Stroke volume

The stroke volume of the left and right ventricles is basically equal. Stroke volume is equal to the difference between end-systolic volume and end-systolic volume. End diastolic volume

The ratio of stroke volume to end-diastolic volume is called

Myocardial contractility

Refers to an intrinsic property that myocardial fibers change their contraction strength (the degree of muscle fiber shortening and the amount of tension generated) and speed (the shortening speed and the rate of tension development) independently of the front and rear loads. In the case of constant heart rate, the greater the myocardial contractility, that is, the stronger the contraction intensity, the faster the contraction speed, the more stroke volume, and vice versa. The size of myocardial contractility is related to its structural characteristics and functional status. Those who have been exercised have more developed myocardium and have stronger contractility. In a certain range, when the venous return volume increases, the ventricular filling degree increases, the initial length of the myocardium increases, the myocardial contractility increases, and the stroke volume increases. The initial length (preload) of myocardial fibers before contraction is appropriately lengthened, and the strength during contraction increases. This law is called Starling's law of the heart. Myocardial contractility is regulated by nerves and body fluids. Cardiac sympathetic nerves, norepinephrine, and epinephrine enhance it; vagal nerves and acetylcholine weaken it.
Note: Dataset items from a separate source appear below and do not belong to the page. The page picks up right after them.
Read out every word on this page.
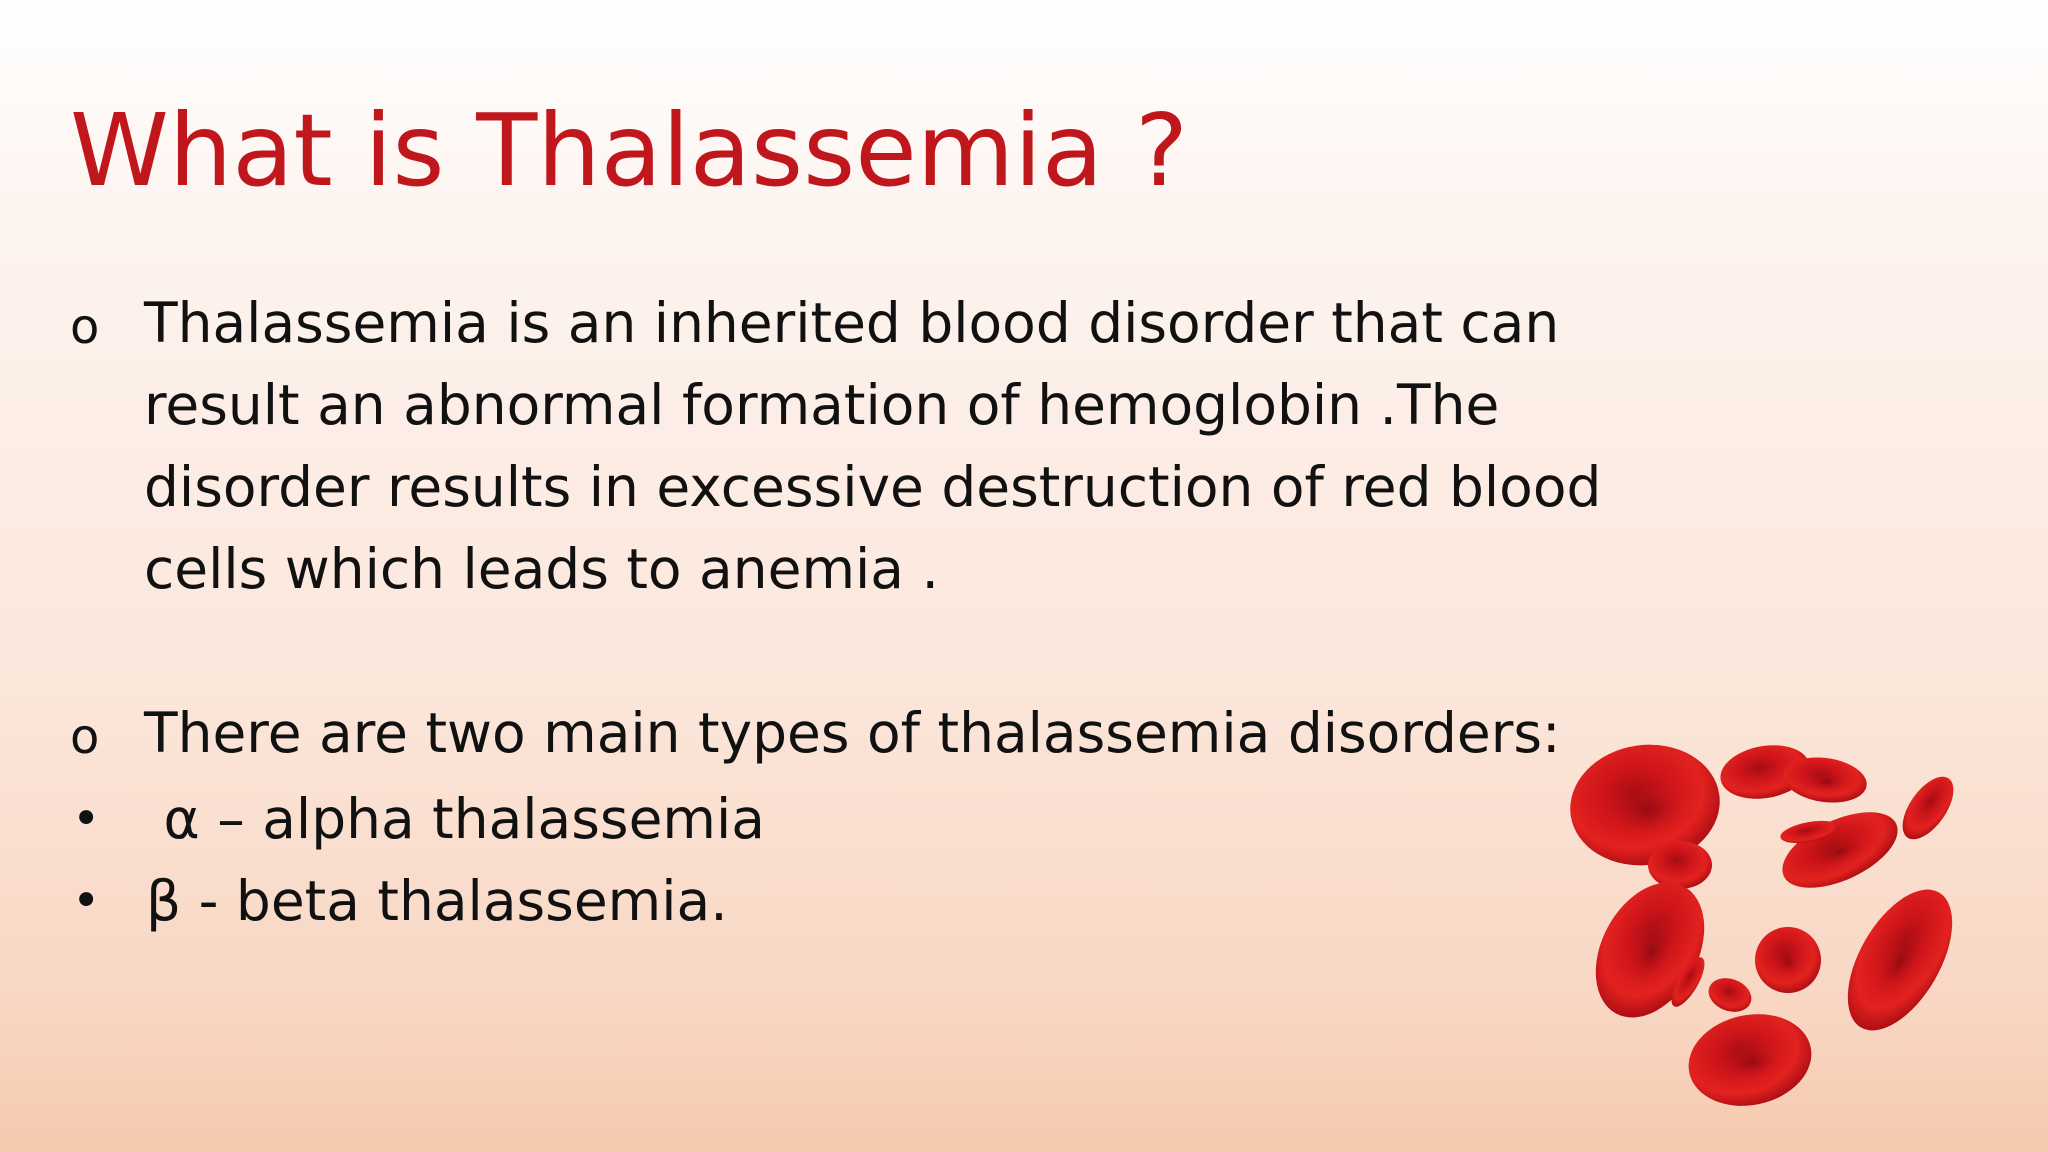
What is Thalassemia ?
o Thalassemia is an inherited blood disorder that can
result an abnormal formation of hemoglobin .The
disorder results in excessive destruction of red blood
cells which leads to anemia .
o There are two main types of thalassemia disorders:
• α – alpha thalassemia
• β - beta thalassemia.
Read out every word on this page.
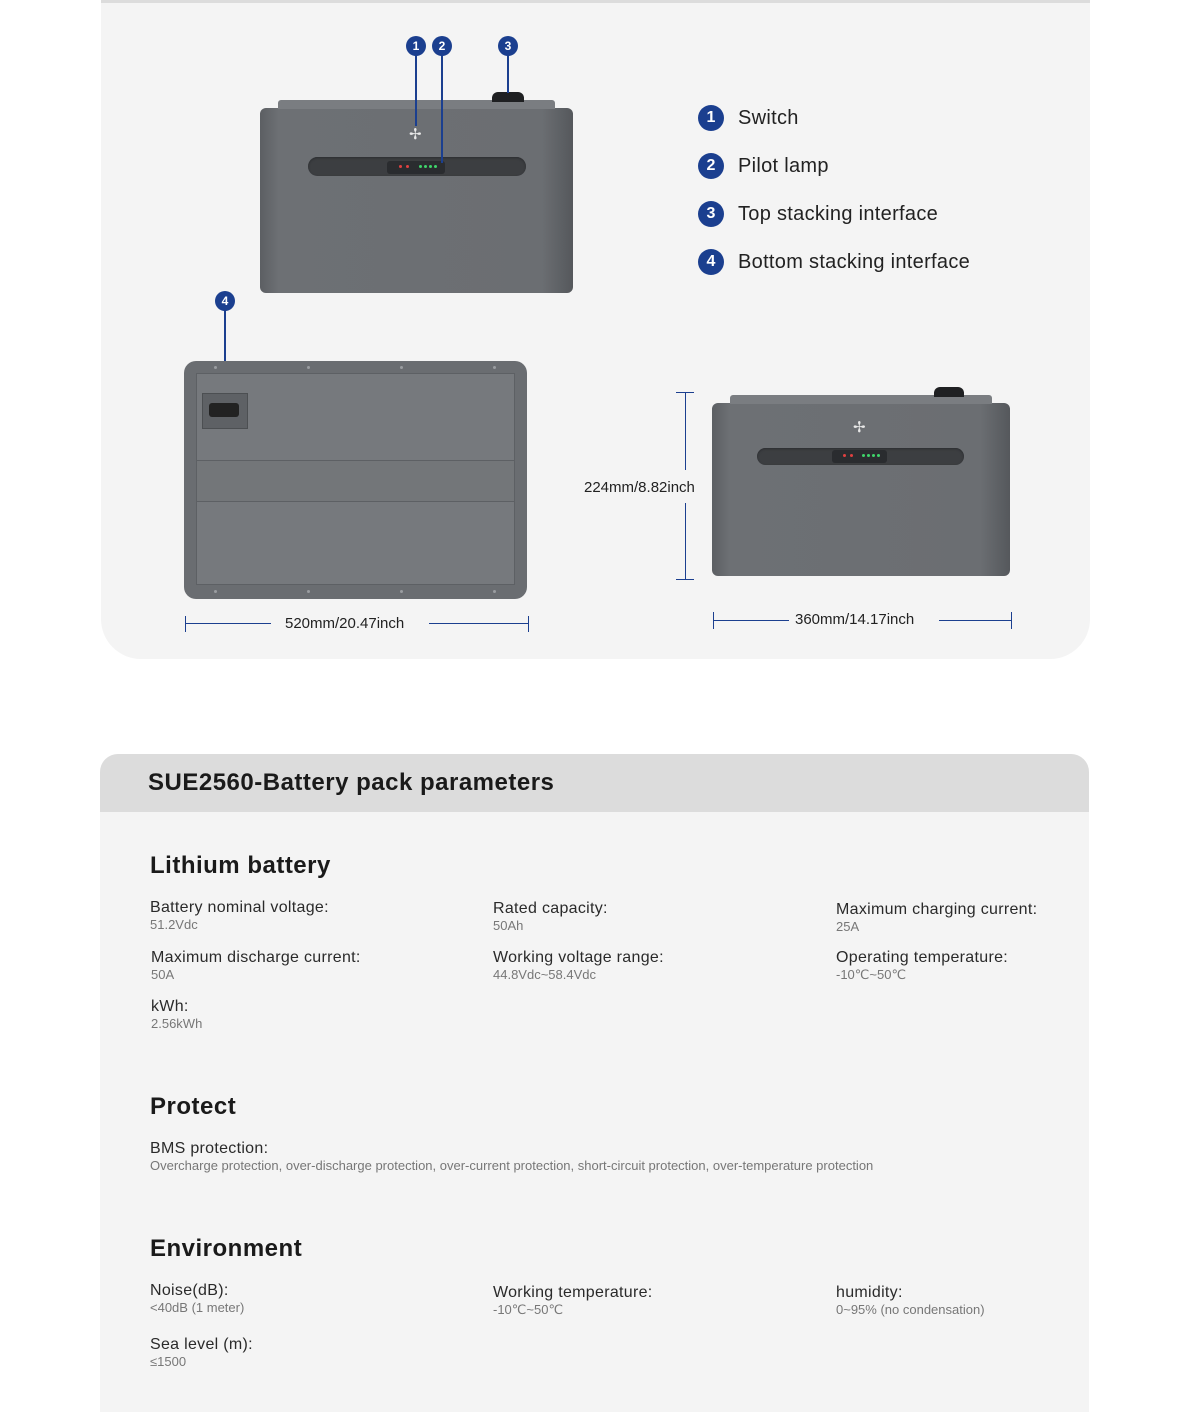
✢
1	2	3
1	Switch
2	Pilot lamp
3	Top stacking interface
4	Bottom stacking interface
4
520mm/20.47inch
✢
224mm/8.82inch
360mm/14.17inch
SUE2560-Battery pack parameters
Lithium battery
Battery nominal voltage:
51.2Vdc
Rated capacity:
50Ah
Maximum charging current:
25A
Maximum discharge current:
50A
Working voltage range:
44.8Vdc~58.4Vdc
Operating temperature:
-10℃~50℃
kWh:
2.56kWh
Protect
BMS protection:
Overcharge protection, over-discharge protection, over-current protection, short-circuit protection, over-temperature protection
Environment
Noise(dB):
<40dB (1 meter)
Working temperature:
-10℃~50℃
humidity:
0~95% (no condensation)
Sea level (m):
≤1500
Stroke volume venous return

Dynamic balance with stroke volume. The more venous return flow per unit time, the more cardiac output. At this time, the main factor for increasing cardiac output is not only the myocardial initial length (preload), but also the first to increase the heart rate by neuromodulation and enhance the myocardial contractility. Increased myocardial contractility can increase cardiac output and accelerate venous blood flow back to the heart, bringing the two to a new balance.

Arterial blood pressure plays the role of ventricular afterload, which is the resistance encountered during ventricular bleeding. Arterial blood pressure increases, and the indoor pressure must be increased accordingly to eject blood. If the myocardial contractility does not change, the energy consumed by the myocardium to generate tension is relatively increased, the energy used to shorten myocardial fibers is relatively reduced, the degree and speed of myocardial fiber shortening during ejection are reduced, the ejection speed is slowed, and the stroke volume is corresponding It is reduced, and subsequently adjusted, the preload increases, and the myocardial contractility increases to match the postload to maintain proper cardiac output.